Solara’s lips quirked in a slight smile, red lipstick looking almost black in the moonlight. “A member of the guard.” Who was infatuated with her, no doubt. “There’s a security lockdown on one of the lower levels…right underneath us, conveniently enough.” She tapped her heel on the floor.

I glanced down at the smooth, reflective stone. “Really? I thought there was only an abandoned hangar down there.”

My own home was big enough for me to be unclear on details like that. Much clearer in my mind was the look of disgust that Qole would have for me, if she knew such a thing.

Qole. The ache in my chest doubled, if that were possible, as did my need to find her.

“Well, it’s not abandoned now.
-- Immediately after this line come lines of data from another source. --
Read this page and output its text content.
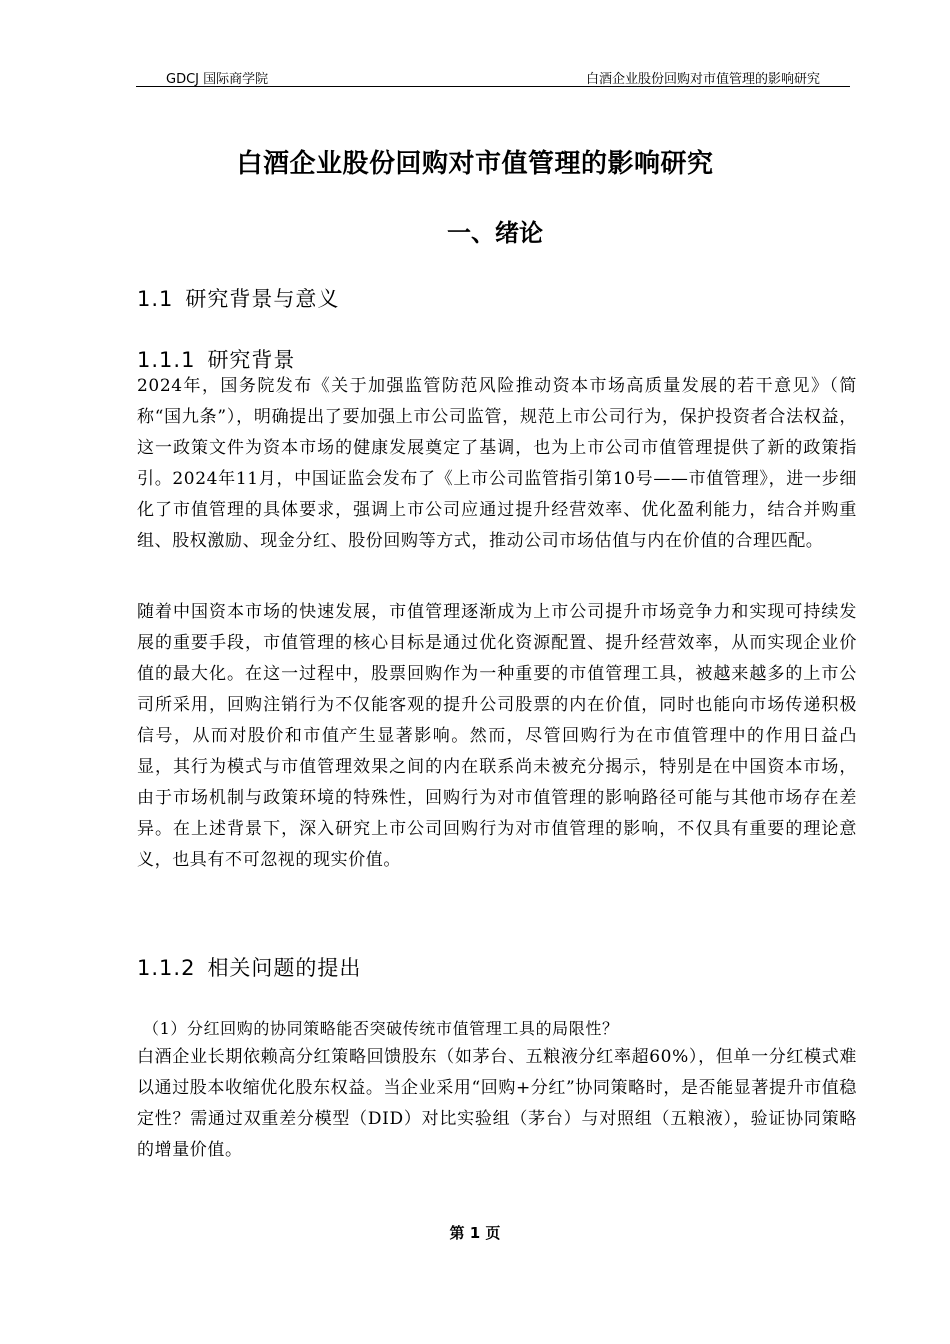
GDCJ 国际商学院	白酒企业股份回购对市值管理的影响研究
白酒企业股份回购对市值管理的影响研究
一、绪论
1.1 研究背景与意义
1.1.1 研究背景

2024年，国务院发布《关于加强监管防范风险推动资本市场高质量发展的若干意见》（简称“国九条”），明确提出了要加强上市公司监管，规范上市公司行为，保护投资者合法权益，这一政策文件为资本市场的健康发展奠定了基调，也为上市公司市值管理提供了新的政策指引。2024年11月，中国证监会发布了《上市公司监管指引第10号——市值管理》，进一步细化了市值管理的具体要求，强调上市公司应通过提升经营效率、优化盈利能力，结合并购重组、股权激励、现金分红、股份回购等方式，推动公司市场估值与内在价值的合理匹配。

随着中国资本市场的快速发展，市值管理逐渐成为上市公司提升市场竞争力和实现可持续发展的重要手段，市值管理的核心目标是通过优化资源配置、提升经营效率，从而实现企业价值的最大化。在这一过程中，股票回购作为一种重要的市值管理工具，被越来越多的上市公司所采用，回购注销行为不仅能客观的提升公司股票的内在价值，同时也能向市场传递积极信号，从而对股价和市值产生显著影响。然而，尽管回购行为在市值管理中的作用日益凸显，其行为模式与市值管理效果之间的内在联系尚未被充分揭示，特别是在中国资本市场，由于市场机制与政策环境的特殊性，回购行为对市值管理的影响路径可能与其他市场存在差异。在上述背景下，深入研究上市公司回购行为对市值管理的影响，不仅具有重要的理论意义，也具有不可忽视的现实价值。

1.1.2 相关问题的提出
（1）分红回购的协同策略能否突破传统市值管理工具的局限性？

白酒企业长期依赖高分红策略回馈股东（如茅台、五粮液分红率超60%），但单一分红模式难以通过股本收缩优化股东权益。当企业采用“回购+分红”协同策略时，是否能显著提升市值稳定性？需通过双重差分模型（DID）对比实验组（茅台）与对照组（五粮液），验证协同策略的增量价值。

第 1 页
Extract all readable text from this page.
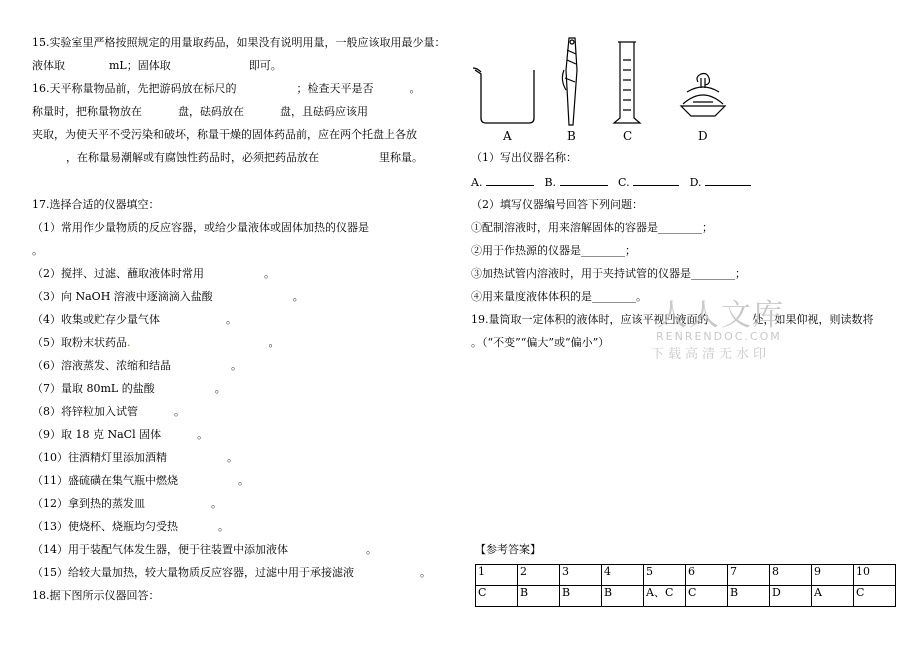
15.实验室里严格按照规定的用量取药品，如果没有说明用量，一般应该取用最少量：
液体取	mL；固体取	即可。
16.天平称量物品前，先把游码放在标尺的	；检查天平是否	。
称量时，把称量物放在	盘，砝码放在	盘，且砝码应该用
夹取，为使天平不受污染和破坏，称量干燥的固体药品前，应在两个托盘上各放
，在称量易潮解或有腐蚀性药品时，必须把药品放在	里称量。
17.选择合适的仪器填空：
（1）常用作少量物质的反应容器，或给少量液体或固体加热的仪器是
。
（2）搅拌、过滤、蘸取液体时常用	。
（3）向 NaOH 溶液中逐滴滴入盐酸	。
（4）收集或贮存少量气体	。
（5）取粉末状药品.	。
（6）溶液蒸发、浓缩和结晶	。
（7）量取 80mL 的盐酸	。
（8）将锌粒加入试管	。
（9）取 18 克 NaCl 固体	。
（10）往酒精灯里添加酒精	。
（11）盛硫磺在集气瓶中燃烧	。
（12）拿到热的蒸发皿	。
（13）使烧杯、烧瓶均匀受热	。
（14）用于装配气体发生器，便于往装置中添加液体	。
（15）给较大量加热，较大量物质反应容器，过滤中用于承接滤液	。
18.据下图所示仪器回答：
A	B	C	D
（1）写出仪器名称：
A.	B.	C.	D.
（2）填写仪器编号回答下列问题：
①配制溶液时，用来溶解固体的容器是________；
②用于作热源的仪器是________；
③加热试管内溶液时，用于夹持试管的仪器是________；
④用来量度液体体积的是________。
19.量筒取一定体积的液体时，应该平视凹液面的	处，如果仰视，则读数将
。（“不变”“偏大”或“偏小”）
人人文库
RENRENDOC.COM
下载高清无水印
【参考答案】
1	2	3	4	5	6	7	8	9	10
C	B	B	B	A、C	C	B	D	A	C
Security and emergency personnel are both flocking there, and parts of the palace are being closed to visitors.”

Once, I wouldn’t have thought that one person could merit such a reaction, but that had been before I met Qole. If she tapped into her Shadow affinity, she would be more than dangerous enough to inspire panic.

Part of me felt sorry for anyone who would cross her path, but…if she was dangerous, security might decide she would serve my family better dead than alive. My heart started beating faster. “Then I’m going down there. I can’t let them hurt her, Solara.” I paused, considering my sister. “Don’t tell anyone where I’ve gone. You won’t, right?”

Solara shook her head. “I’ll even go with you. I know a way down to the hangar from here. That’s why I had you meet me here.”

For an absurd moment, all I felt was brotherly aggravation. “I’ve spent years crawling around this citadel, and now you’re giving me the tour. How is that even possible?”

She turned, the red of her gown making her easy to follow as she slipped into the darker parts of the garden. “You sought adventure, I sought privacy.”

Privacy for what? I wondered how many hearts she had broken in these gardens at night. Right now, I was glad of it.

“They’ll try to stop us,” I warned her.

She laughed. “We’re royals, Nev. We can do whatever we want.”

That’s the problem, I thought.



A few minutes later, an ancient service turbolift had deposited us in a dusty utility room. All I had to do was peer out a door to see the old hangar stretching out in front of us.

It was chaos. Security guards were flooding in from the main entrance, even as others rushed out. Lights bobbed around on the heads of medical responders who were pushing a screaming man on a repulsor-sled. His arm and face were almost entirely gone, burned to nothingness. I shuddered. I was pretty sure Qole couldn’t have done that. Or could she have?

“If security is running around like that, I doubt they know where she is,” Solara whispered alongside me.

The thought gave me hope. What if Qole had tapped into her abilities and escaped?